Kitapla özdeşleşmediğim tek nokta ezberin bi noktada öne çıkarılmasıydı ama daha da derine inildiğinde bunun kuru bir ezberden çok kitabı kitap yapanın insan olduğu dış kabuğun, kağıdın sadece bir taşıyıcı olduğu, insanın yada yeni teknoloji ürünlerinin olacağı gibi. Ama sanırım bu noktada ben klasik yollardan gitmeyi seviyorum, kağıt kokusu vazgeçilemez.

Hepimiz birbirimize benzemeliyiz. Anyasa’nın dediği gibi, herkes hür ve eşit doğmaz ama herkes eşit hale getirilir. Her insan diğer herkesin suretidir; o zaman herkes mutlu olur çünkü sinmelerine yol açacak, kendilerini kıyaslayacakları dağlar yoktur.
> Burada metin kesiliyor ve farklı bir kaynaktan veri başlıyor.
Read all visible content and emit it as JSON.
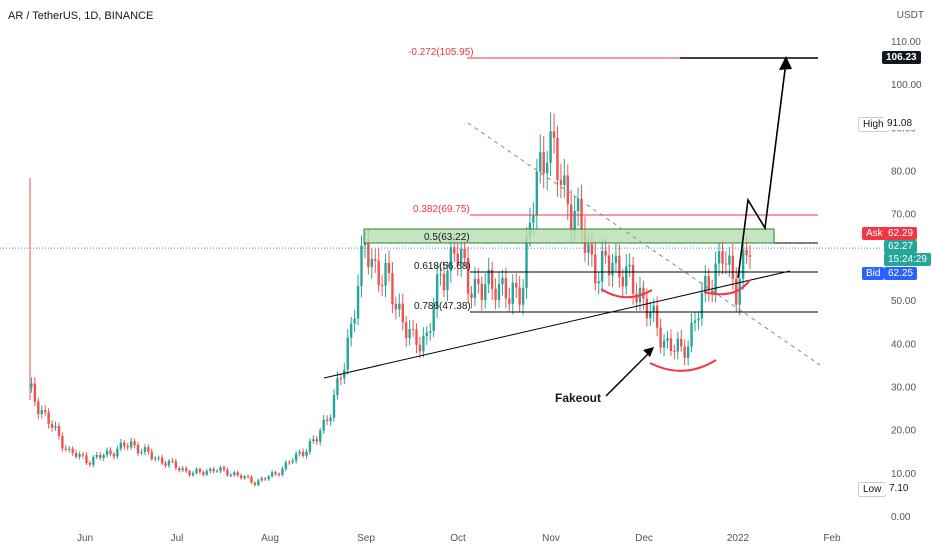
{
  "header": {
    "symbol_line": "AR / TetherUS, 1D, BINANCE",
    "currency": "USDT"
  },
  "colors": {
    "up": "#26a69a",
    "down": "#ef5350",
    "trend": "#000000",
    "fib_red": "#f23645",
    "zone_fill": "#b7dfb0",
    "zone_border": "#2e7d32",
    "dashed": "#8a8a8a",
    "ask": "#f23645",
    "bid": "#2962ff",
    "current": "#26a69a"
  },
  "badges": {
    "ask_label": "Ask",
    "ask_value": "62.29",
    "current_value": "62.27",
    "countdown": "15:24:29",
    "bid_label": "Bid",
    "bid_value": "62.25",
    "high_label": "High",
    "high_value": "91.08",
    "low_label": "Low",
    "low_value": "7.10",
    "target_value": "106.23"
  },
  "chart_data": {
    "type": "candlestick",
    "x_ticks": [
      "Jun",
      "Jul",
      "Aug",
      "Sep",
      "Oct",
      "Nov",
      "Dec",
      "2022",
      "Feb"
    ],
    "y_ticks": [
      "110.00",
      "100.00",
      "90.00",
      "80.00",
      "70.00",
      "60.00",
      "50.00",
      "40.00",
      "30.00",
      "20.00",
      "10.00",
      "0.00"
    ],
    "ylim": [
      0,
      110
    ],
    "fib_levels": [
      {
        "label": "-0.272(105.95)",
        "value": 105.95,
        "color": "red"
      },
      {
        "label": "0.382(69.75)",
        "value": 69.75,
        "color": "red"
      },
      {
        "label": "0.5(63.22)",
        "value": 63.22,
        "color": "black"
      },
      {
        "label": "0.618(56.68)",
        "value": 56.68,
        "color": "black"
      },
      {
        "label": "0.786(47.38)",
        "value": 47.38,
        "color": "black"
      }
    ],
    "annotation": "Fakeout",
    "price_path": [
      {
        "x": 0,
        "v": 30
      },
      {
        "x": 6,
        "v": 22
      },
      {
        "x": 12,
        "v": 15
      },
      {
        "x": 18,
        "v": 13
      },
      {
        "x": 24,
        "v": 15
      },
      {
        "x": 30,
        "v": 17
      },
      {
        "x": 36,
        "v": 14
      },
      {
        "x": 42,
        "v": 12
      },
      {
        "x": 48,
        "v": 10
      },
      {
        "x": 54,
        "v": 11
      },
      {
        "x": 60,
        "v": 10
      },
      {
        "x": 66,
        "v": 8
      },
      {
        "x": 72,
        "v": 10
      },
      {
        "x": 78,
        "v": 14
      },
      {
        "x": 84,
        "v": 18
      },
      {
        "x": 88,
        "v": 25
      },
      {
        "x": 92,
        "v": 35
      },
      {
        "x": 95,
        "v": 50
      },
      {
        "x": 98,
        "v": 62
      },
      {
        "x": 101,
        "v": 58
      },
      {
        "x": 104,
        "v": 55
      },
      {
        "x": 108,
        "v": 48
      },
      {
        "x": 112,
        "v": 40
      },
      {
        "x": 116,
        "v": 42
      },
      {
        "x": 120,
        "v": 55
      },
      {
        "x": 124,
        "v": 62
      },
      {
        "x": 128,
        "v": 55
      },
      {
        "x": 132,
        "v": 52
      },
      {
        "x": 136,
        "v": 55
      },
      {
        "x": 140,
        "v": 50
      },
      {
        "x": 144,
        "v": 55
      },
      {
        "x": 148,
        "v": 78
      },
      {
        "x": 151,
        "v": 88
      },
      {
        "x": 154,
        "v": 80
      },
      {
        "x": 158,
        "v": 72
      },
      {
        "x": 162,
        "v": 64
      },
      {
        "x": 166,
        "v": 56
      },
      {
        "x": 170,
        "v": 60
      },
      {
        "x": 174,
        "v": 55
      },
      {
        "x": 178,
        "v": 52
      },
      {
        "x": 182,
        "v": 45
      },
      {
        "x": 186,
        "v": 40
      },
      {
        "x": 190,
        "v": 38
      },
      {
        "x": 194,
        "v": 45
      },
      {
        "x": 198,
        "v": 55
      },
      {
        "x": 202,
        "v": 60
      },
      {
        "x": 206,
        "v": 54
      },
      {
        "x": 210,
        "v": 62
      }
    ]
  }
}
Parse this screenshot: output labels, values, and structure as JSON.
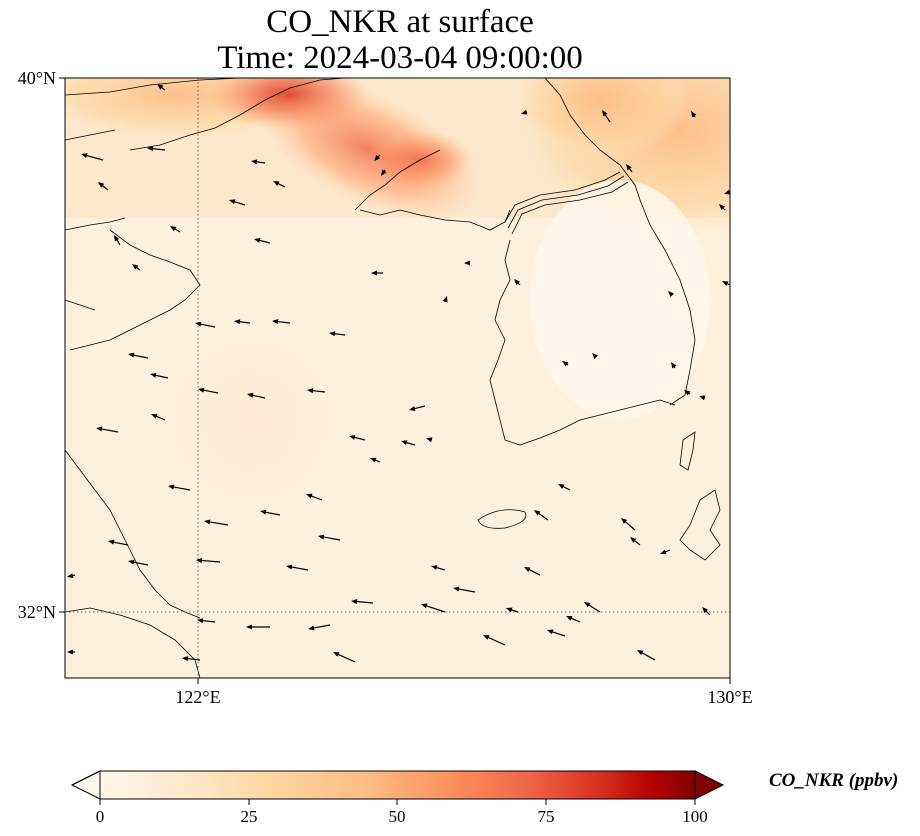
{
  "title": {
    "line1": "CO_NKR at surface",
    "line2": "Time: 2024-03-04 09:00:00"
  },
  "axes": {
    "lat_labels": [
      "40°N",
      "32°N"
    ],
    "lon_labels": [
      "122°E",
      "130°E"
    ]
  },
  "colorbar": {
    "label": "CO_NKR (ppbv)",
    "ticks": [
      "0",
      "25",
      "50",
      "75",
      "100"
    ],
    "range": [
      0,
      100
    ],
    "extend": "both",
    "colormap": "OrRd",
    "colors": [
      "#fff7ec",
      "#fee8c8",
      "#fdd49e",
      "#fdbb84",
      "#fc8d59",
      "#ef6548",
      "#d7301f",
      "#b30000",
      "#7f0000"
    ]
  },
  "chart_data": {
    "type": "heatmap",
    "title": "CO_NKR at surface",
    "subtitle": "Time: 2024-03-04 09:00:00",
    "lon_range": [
      120,
      130
    ],
    "lat_range": [
      31,
      40
    ],
    "grid_lines": {
      "lon": [
        122
      ],
      "lat": [
        32
      ],
      "style": "dotted"
    },
    "value_range": [
      0,
      100
    ],
    "overlay": "wind vectors"
  }
}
Bu kitapta da fark ettiğim kitabın içerisinde çok net olarak burası çok iyi not alayın dediğim bir bölüm olmadı, notların çoğu önsözlerden. Ama kitap gerçekten ufuk açıcıydı, bu noktada ilk çıkarımım iyi bir kitabın bütünüyle iyi olduğu, bu yüzden de özellikle burası çok iyi diyebileceğim bir yer olmadığıydı. Tabi düşününce bunun daha çok not aldığım kitapların daha rafine bilgilerden oluşması ve daha kişisel olarak notlar aldığım kitapların içerdiği bilgiyi kitabın tamamına yaymasıyla alakalı. Aslında tek sorun benim amatör bir okuyucu olma ihtimalim de olabilir.

Bu noktada sizlerin de düşüncelerini merak ediyorum.